ASUS Zenbook DUO is a wild two-screen laptop that’s actually real

This week at CES, ASUS unveiled the Zenbook DUO, an absolutely insane entry into the laptop market that boasts two 14″ OLED screens, a standard keyboard that detaches from the machine, and the ability to roll everything into a single, sleek, normal-looking laptop package.

And it’s a real product. That you can buy. At a reasonable price!

This is not a sponsored post at all, but it will indeed have us gushing about this computer because we had the opportunity to go hands on with it before its unveiling, and it really is a sight to behold.

Not including the keyboard, the laptop is in the under 3-pound category of devices. This is not a giant workstation that folds out like an origami crane. The device looks and, for the most part, operates like a traditional laptop. Until you take off the keyboard and reveal a duplicate screen.

The screens themselves are also wickedly impressive, offering up to 3K 120Hz OLED models (there’s also a model with a pair of 2K 120Hz OLED displays), for nearly 20″ of that sweet OLED goodness when the device is splayed out in all its glory.
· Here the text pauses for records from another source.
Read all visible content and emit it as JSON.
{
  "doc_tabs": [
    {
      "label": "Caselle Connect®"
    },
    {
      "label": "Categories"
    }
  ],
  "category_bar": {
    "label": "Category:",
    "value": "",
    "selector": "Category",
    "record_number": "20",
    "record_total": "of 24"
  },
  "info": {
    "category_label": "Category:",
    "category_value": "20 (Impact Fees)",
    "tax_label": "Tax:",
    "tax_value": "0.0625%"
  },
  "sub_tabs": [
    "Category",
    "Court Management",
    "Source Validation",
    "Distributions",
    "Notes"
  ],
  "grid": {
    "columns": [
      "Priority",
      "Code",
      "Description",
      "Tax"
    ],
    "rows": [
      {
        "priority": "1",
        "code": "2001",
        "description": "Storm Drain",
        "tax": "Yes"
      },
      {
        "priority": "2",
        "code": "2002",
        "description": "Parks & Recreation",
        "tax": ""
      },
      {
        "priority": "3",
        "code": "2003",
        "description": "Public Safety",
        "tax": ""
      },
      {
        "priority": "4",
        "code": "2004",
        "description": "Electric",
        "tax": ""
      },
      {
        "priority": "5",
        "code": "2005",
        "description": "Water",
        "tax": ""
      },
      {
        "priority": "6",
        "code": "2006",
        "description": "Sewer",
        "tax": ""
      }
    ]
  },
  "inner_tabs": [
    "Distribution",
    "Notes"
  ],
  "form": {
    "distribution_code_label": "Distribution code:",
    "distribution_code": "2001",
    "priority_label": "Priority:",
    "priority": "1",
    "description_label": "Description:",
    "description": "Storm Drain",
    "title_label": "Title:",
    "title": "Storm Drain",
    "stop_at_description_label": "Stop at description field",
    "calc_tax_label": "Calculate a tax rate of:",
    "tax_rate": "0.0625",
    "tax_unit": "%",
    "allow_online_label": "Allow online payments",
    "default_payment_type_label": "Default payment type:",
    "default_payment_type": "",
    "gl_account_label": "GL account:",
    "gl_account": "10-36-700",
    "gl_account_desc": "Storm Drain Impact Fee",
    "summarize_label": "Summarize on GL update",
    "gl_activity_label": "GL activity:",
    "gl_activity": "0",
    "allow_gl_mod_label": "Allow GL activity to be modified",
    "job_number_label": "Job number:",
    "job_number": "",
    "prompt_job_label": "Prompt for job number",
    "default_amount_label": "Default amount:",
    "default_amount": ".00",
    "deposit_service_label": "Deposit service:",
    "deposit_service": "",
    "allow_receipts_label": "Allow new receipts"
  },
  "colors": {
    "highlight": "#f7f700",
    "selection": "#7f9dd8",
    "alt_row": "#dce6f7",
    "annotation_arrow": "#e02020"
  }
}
The 180-degree hinge means you can open the display in a number of different configurations, including flat in “sharing” mode with each display pointing in opposite directions, or propped up with one display on top of the other, thanks to the integrated kickstand. There’s no Yoga Book inverse 360-degree hinge here, but ASUS says that is to keep the hinge relatively simple, more reliable, and keep to the majority of use cases for its users.

Nothing custom or fancy needs to happen under the hood to make any of the screen magic happen, either. Windows recognizes the second screen as an external monitor, so everything is built-in and ready to go. No chance that the drivers need updating or Windows breaking compatibility with some custom superset of ASUS drivers that didn’t get updated in time.

Many times with unique device form factors, especially in their infancy, we see budget processors and video cards, limited performance, and otherwise maybe just enough power for the computer to be a daily productivity driver, but not much else.

With the Zenbook DUO, users can configure up to an Intel Core Ultra 9 processor (the ones announced last month that all feature integrated silicon for AI workloads), 32 GB of LPDDR5x memory, and up to a 1 TB SSD. All this alongside a very serviceable 75 Wh battery which should get you between eight and 10 hours of use with both screens, or a few hours longer with only one.

And you need to hear stuff, so there’s also a Harman Kardon-certified Dolby Atmos audio system built-in.

The Zenbook DUO keyboard is probably one of the most unique aspects of the device, measuring in at just a few millimetres thick, with integrated Bluetooth and battery so that it detaches and instantly pairs with the device. To charge it, just snap it onto the bottom screen and the integrated pogo pins turns it into a wired keyboard with virtually zero latency.

Oh, and don’t fuss with aligning it, because magnets.

While many devices unveiled at CES are pipe dreams (and others never see the actual production line), you can get your hands on the 2K variant of the Zenbook DUO with an Intel Core Ultra 7, 1TB SSD, and 16GB of RAM for $2,199 CAD in about a month when it launches in February.

The higher-end 3K model will launch with the Intel Core Ultra 9 and 32GB of RAM later this year in 2024 for just a few hundred more, at $2,499 CAD.